FAQs
Question: The Centers for Medicare and Medicaid Services (CMS) has hospital information on their Web site that looks very similar to yours. What is the difference between your site and the federal site?
Answer: We submit the information that is on our Web site to an organization that forwards it to the federal agency. The information that is on our site is the most up-to-date possible. It is our understanding the most recent information on the federal Web site is up to six months older than ours. For example, we have information for Third Quarter 2008; the federal Web site has information from First Quarter 2008.
Question: There are other Web sites out there that rank hospitals or offer hospital report cards. What is the difference between your site and theirs?
Answer: Our Web site offers the most current information of any government or commercial Web site that reports hospital quality information. Also, Banner Health has chosen not to participate with Web sites that charge hospitals for publishing hospital-specific quality data.
Question: Your Quality Report shows your performance in nine areas. Why those specific areas?
Answer: As part of our Care Management initiative, we collect all kinds of data to determine how well we provide care. We focused on these areas because we had the data and we felt with concentrated effort, we could improve our care in these areas. Our scores in these areas have improved as we have focused our energy in improving our processes and policies in these areas.

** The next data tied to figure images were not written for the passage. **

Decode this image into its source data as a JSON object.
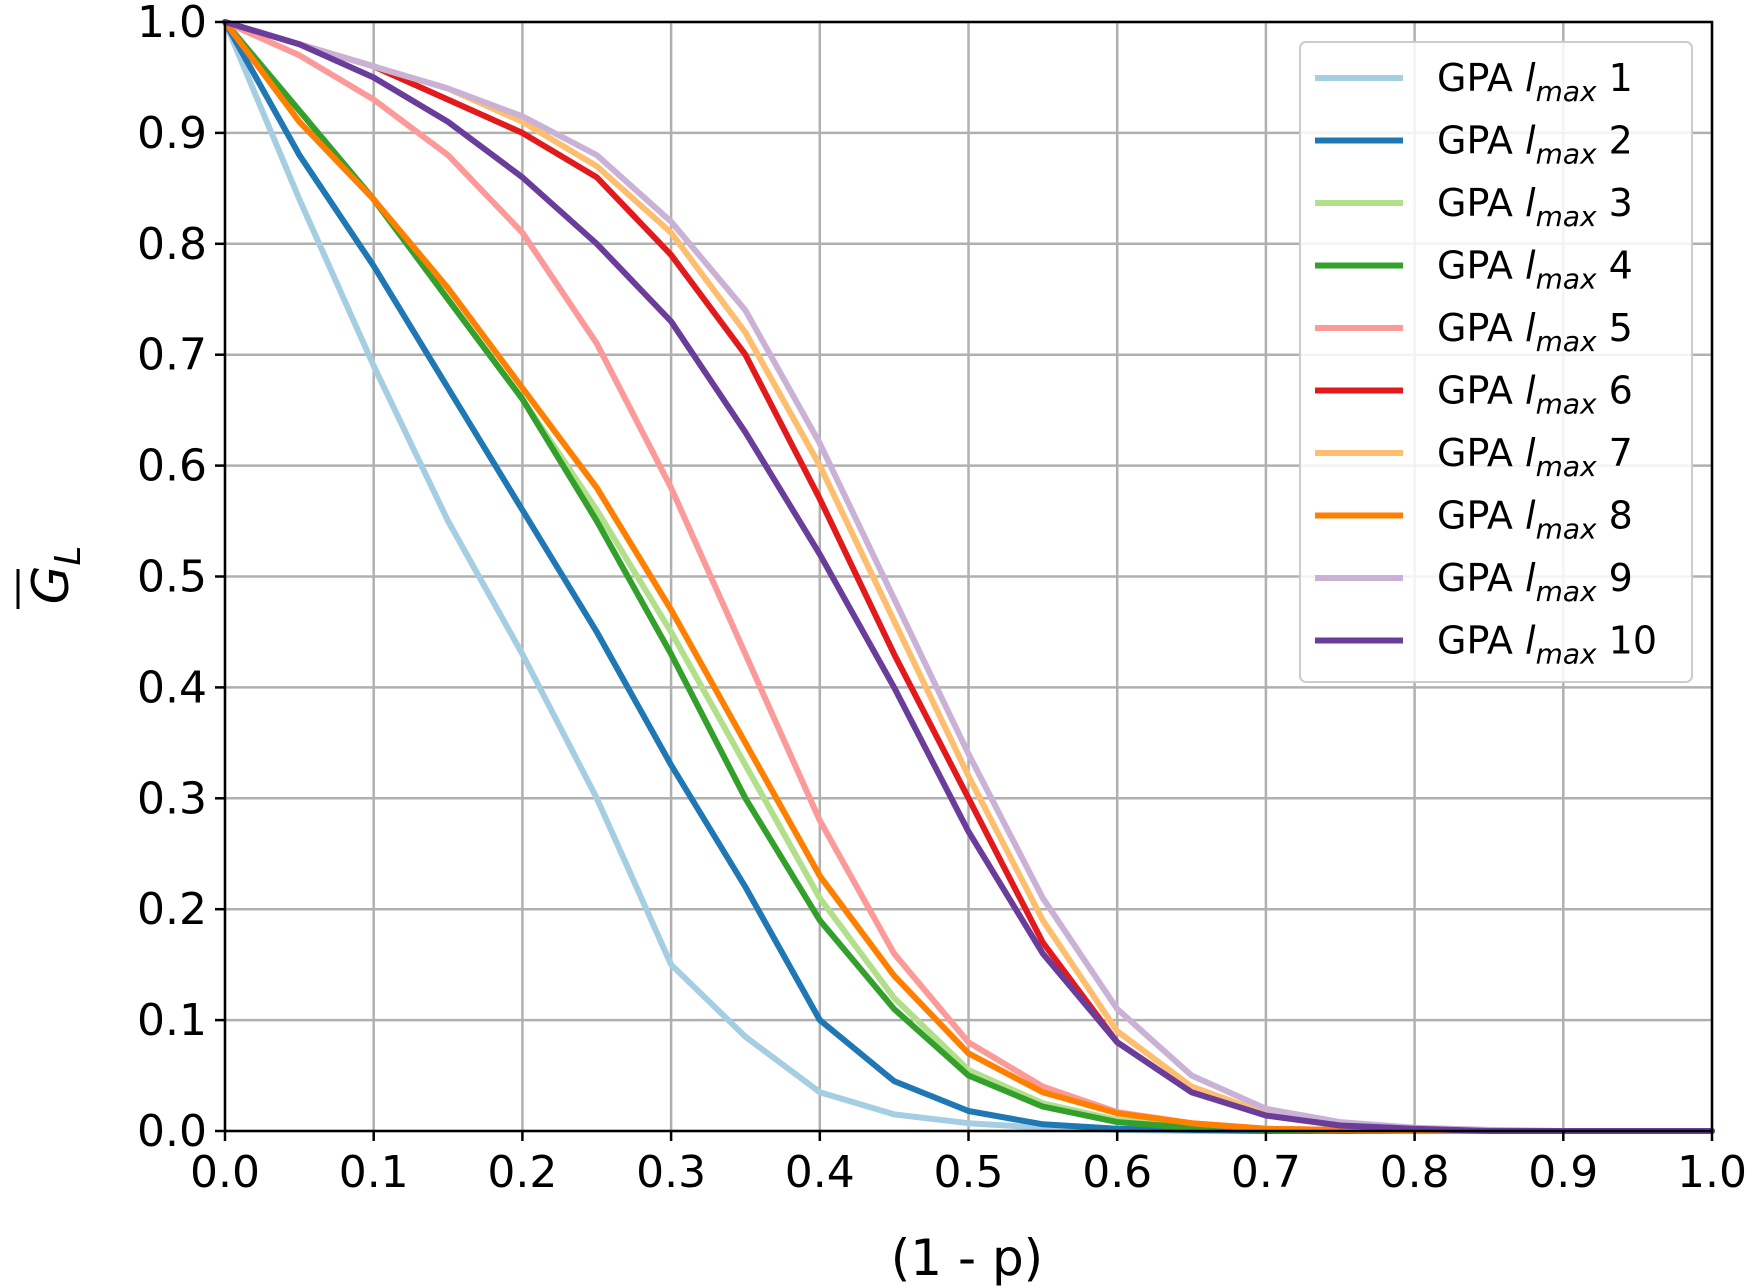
{
  "chart_data": {
    "type": "line",
    "xlabel": "(1 - p)",
    "ylabel": "G",
    "ylabel_subscript": "L",
    "xlim": [
      0.0,
      1.0
    ],
    "ylim": [
      0.0,
      1.0
    ],
    "xticks": [
      "0.0",
      "0.1",
      "0.2",
      "0.3",
      "0.4",
      "0.5",
      "0.6",
      "0.7",
      "0.8",
      "0.9",
      "1.0"
    ],
    "yticks": [
      "0.0",
      "0.1",
      "0.2",
      "0.3",
      "0.4",
      "0.5",
      "0.6",
      "0.7",
      "0.8",
      "0.9",
      "1.0"
    ],
    "grid": true,
    "legend_position": "top-right",
    "x": [
      0.0,
      0.05,
      0.1,
      0.15,
      0.2,
      0.25,
      0.3,
      0.35,
      0.4,
      0.45,
      0.5,
      0.55,
      0.6,
      0.65,
      0.7,
      0.75,
      0.8,
      0.85,
      0.9,
      0.95,
      1.0
    ],
    "series": [
      {
        "label_prefix": "GPA ",
        "label_var": "l",
        "label_sub": "max",
        "label_num": "1",
        "color": "#a6cee3",
        "values": [
          1.0,
          0.84,
          0.69,
          0.55,
          0.43,
          0.3,
          0.15,
          0.085,
          0.035,
          0.015,
          0.007,
          0.003,
          0.001,
          0.0,
          0.0,
          0.0,
          0.0,
          0.0,
          0.0,
          0.0,
          0.0
        ]
      },
      {
        "label_prefix": "GPA ",
        "label_var": "l",
        "label_sub": "max",
        "label_num": "2",
        "color": "#1f78b4",
        "values": [
          1.0,
          0.88,
          0.78,
          0.67,
          0.56,
          0.45,
          0.33,
          0.22,
          0.1,
          0.045,
          0.018,
          0.006,
          0.002,
          0.001,
          0.0,
          0.0,
          0.0,
          0.0,
          0.0,
          0.0,
          0.0
        ]
      },
      {
        "label_prefix": "GPA ",
        "label_var": "l",
        "label_sub": "max",
        "label_num": "3",
        "color": "#b2df8a",
        "values": [
          1.0,
          0.92,
          0.84,
          0.75,
          0.66,
          0.56,
          0.45,
          0.33,
          0.21,
          0.12,
          0.055,
          0.025,
          0.01,
          0.004,
          0.001,
          0.0,
          0.0,
          0.0,
          0.0,
          0.0,
          0.0
        ]
      },
      {
        "label_prefix": "GPA ",
        "label_var": "l",
        "label_sub": "max",
        "label_num": "4",
        "color": "#33a02c",
        "values": [
          1.0,
          0.92,
          0.84,
          0.75,
          0.66,
          0.55,
          0.43,
          0.3,
          0.19,
          0.11,
          0.05,
          0.022,
          0.008,
          0.003,
          0.001,
          0.0,
          0.0,
          0.0,
          0.0,
          0.0,
          0.0
        ]
      },
      {
        "label_prefix": "GPA ",
        "label_var": "l",
        "label_sub": "max",
        "label_num": "5",
        "color": "#fb9a99",
        "values": [
          1.0,
          0.97,
          0.93,
          0.88,
          0.81,
          0.71,
          0.58,
          0.43,
          0.28,
          0.16,
          0.08,
          0.04,
          0.017,
          0.007,
          0.002,
          0.001,
          0.0,
          0.0,
          0.0,
          0.0,
          0.0
        ]
      },
      {
        "label_prefix": "GPA ",
        "label_var": "l",
        "label_sub": "max",
        "label_num": "6",
        "color": "#e31a1c",
        "values": [
          1.0,
          0.98,
          0.96,
          0.93,
          0.9,
          0.86,
          0.79,
          0.7,
          0.57,
          0.43,
          0.3,
          0.17,
          0.08,
          0.035,
          0.015,
          0.006,
          0.002,
          0.0,
          0.0,
          0.0,
          0.0
        ]
      },
      {
        "label_prefix": "GPA ",
        "label_var": "l",
        "label_sub": "max",
        "label_num": "7",
        "color": "#fdbf6f",
        "values": [
          1.0,
          0.98,
          0.96,
          0.94,
          0.91,
          0.87,
          0.81,
          0.72,
          0.6,
          0.46,
          0.32,
          0.19,
          0.09,
          0.04,
          0.016,
          0.006,
          0.002,
          0.0,
          0.0,
          0.0,
          0.0
        ]
      },
      {
        "label_prefix": "GPA ",
        "label_var": "l",
        "label_sub": "max",
        "label_num": "8",
        "color": "#ff7f00",
        "values": [
          1.0,
          0.91,
          0.84,
          0.76,
          0.67,
          0.58,
          0.47,
          0.35,
          0.23,
          0.14,
          0.07,
          0.035,
          0.016,
          0.007,
          0.002,
          0.001,
          0.0,
          0.0,
          0.0,
          0.0,
          0.0
        ]
      },
      {
        "label_prefix": "GPA ",
        "label_var": "l",
        "label_sub": "max",
        "label_num": "9",
        "color": "#cab2d6",
        "values": [
          1.0,
          0.98,
          0.96,
          0.94,
          0.915,
          0.88,
          0.82,
          0.74,
          0.62,
          0.48,
          0.34,
          0.21,
          0.11,
          0.05,
          0.02,
          0.008,
          0.003,
          0.001,
          0.0,
          0.0,
          0.0
        ]
      },
      {
        "label_prefix": "GPA ",
        "label_var": "l",
        "label_sub": "max",
        "label_num": "10",
        "color": "#6a3d9a",
        "values": [
          1.0,
          0.98,
          0.95,
          0.91,
          0.86,
          0.8,
          0.73,
          0.63,
          0.52,
          0.4,
          0.27,
          0.16,
          0.08,
          0.035,
          0.014,
          0.005,
          0.002,
          0.0,
          0.0,
          0.0,
          0.0
        ]
      }
    ]
  }
}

Question: Can you give an example of that?
Answer: In 2004, Banner Health Care Management began an initiative to improve care for heart failure patients. Heart failure is the leading cause of hospitalization for Medicare patients; 50,000 new cases of heart failure are diagnosed every year.
A team of physicians, nurses and other clinical staff from across Banner Health was created and they began gauging Banner Health's performance in caring for heart failure patients. They created ways to determine if patients were given thorough discharge instructions, if they received certain assessments and medications and if they were given advice about how to stop smoking -- all critical to improving the health of heart failure patients.
After collecting that data, the team came up with several different strategies for improvement. Those strategies included giving physicians and nurses more follow-up information on individual patients' outcomes; mandatory education about heart failure, more communication about heart failure as nurses and physician made their rounds and providing every heart failure patient with an action plan at discharge.
Since those strategies went into place in 2007, Banner Health's performance scores have improved.
Question: How did Banner come up the national average numbers?
Answer: Banner Health used an average composite score from the CMS National Database. We published the most recent national data.
Question: The federal Web site has information for each hospital. You only have information for the entire Banner system, which has 22 hospitals across seven states. Why is that?
Answer: This is the first phase of Banner Health's plan to publish quality data online. During our second phase, we will begin to list individual hospitals.